[Wired] You had to see this coming, what with @Oprah (Winfrey) discovering it and Ashton “@aplusk” Kutcher challenging CNN to a duel over who’d reach a million followers first, but Twitter had explosive growth in March. It more than doubled U.S. visitors alone to 9.3 million (19 million worldwide, Techcrunch says), making Twitter the fastest-growing site last month, according to Comscore.
Numbers that impressive mean the site is more than just the net’s latest craze — it means the service has become an inescapable cultural phenomenon, for better or worse.
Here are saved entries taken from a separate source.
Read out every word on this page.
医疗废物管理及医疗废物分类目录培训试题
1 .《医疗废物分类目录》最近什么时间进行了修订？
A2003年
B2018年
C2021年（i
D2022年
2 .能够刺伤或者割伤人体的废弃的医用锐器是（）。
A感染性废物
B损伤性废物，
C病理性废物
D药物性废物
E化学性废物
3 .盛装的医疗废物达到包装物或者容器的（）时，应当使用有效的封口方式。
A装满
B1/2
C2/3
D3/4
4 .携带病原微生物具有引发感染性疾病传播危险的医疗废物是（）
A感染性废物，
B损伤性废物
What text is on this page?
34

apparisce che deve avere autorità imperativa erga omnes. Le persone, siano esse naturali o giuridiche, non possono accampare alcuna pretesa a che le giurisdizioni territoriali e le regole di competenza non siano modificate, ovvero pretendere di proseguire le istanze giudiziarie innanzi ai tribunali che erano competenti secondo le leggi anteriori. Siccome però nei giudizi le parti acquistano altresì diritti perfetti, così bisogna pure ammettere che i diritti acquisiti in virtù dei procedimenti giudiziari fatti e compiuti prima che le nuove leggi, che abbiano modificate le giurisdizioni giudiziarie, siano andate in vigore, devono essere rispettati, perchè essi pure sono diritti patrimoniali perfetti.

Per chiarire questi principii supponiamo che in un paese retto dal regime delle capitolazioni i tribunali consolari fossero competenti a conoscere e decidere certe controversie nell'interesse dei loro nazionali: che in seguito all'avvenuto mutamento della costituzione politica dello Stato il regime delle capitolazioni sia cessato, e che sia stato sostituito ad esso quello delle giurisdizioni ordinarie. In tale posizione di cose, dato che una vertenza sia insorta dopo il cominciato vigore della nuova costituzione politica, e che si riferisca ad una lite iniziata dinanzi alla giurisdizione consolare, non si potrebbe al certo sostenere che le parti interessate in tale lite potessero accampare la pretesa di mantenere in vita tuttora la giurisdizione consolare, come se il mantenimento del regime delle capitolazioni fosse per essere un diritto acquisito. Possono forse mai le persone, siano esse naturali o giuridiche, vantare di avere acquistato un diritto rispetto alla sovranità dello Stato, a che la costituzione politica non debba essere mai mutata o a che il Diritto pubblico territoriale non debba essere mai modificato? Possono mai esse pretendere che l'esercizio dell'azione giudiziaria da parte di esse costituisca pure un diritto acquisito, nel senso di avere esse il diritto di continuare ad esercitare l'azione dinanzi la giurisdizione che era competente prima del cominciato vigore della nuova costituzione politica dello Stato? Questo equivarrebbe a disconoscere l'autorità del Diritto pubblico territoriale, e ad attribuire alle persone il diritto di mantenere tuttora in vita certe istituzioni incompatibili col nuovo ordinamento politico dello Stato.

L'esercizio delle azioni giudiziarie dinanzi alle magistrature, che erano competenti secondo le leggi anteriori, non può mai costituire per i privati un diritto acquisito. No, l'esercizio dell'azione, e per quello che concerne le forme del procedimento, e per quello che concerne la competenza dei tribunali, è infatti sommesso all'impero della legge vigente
But what’s even more compelling about those March statistics? They don’t include all sorts of interaction with the micro-blogging site, like the number of people who use Twitter on mobile phones or via third-party applications that send and receive Tweets.
Put another way, even if there was no twitter.com, there could be a Twitter. After getting an account there is no really reason to go back to the site unless you want to change something in your profile. Even Twitter search is at a different domain — search.twitter.com — a situation the company is working quickly to rectify, the better to make pages relevant to users and thus advertiser-friendly.
Still, according to Alexa.com, twitter.com, which launched in March 2006, is ranked 65th in net traffic overall.
Of course Twitter’s real impact is almost impossible to gauge other than anecdotally as it quickly permeates the mainstream, and people come up with inventive ways to use it as something more than a status update soapbox, suggestion box and complaint center.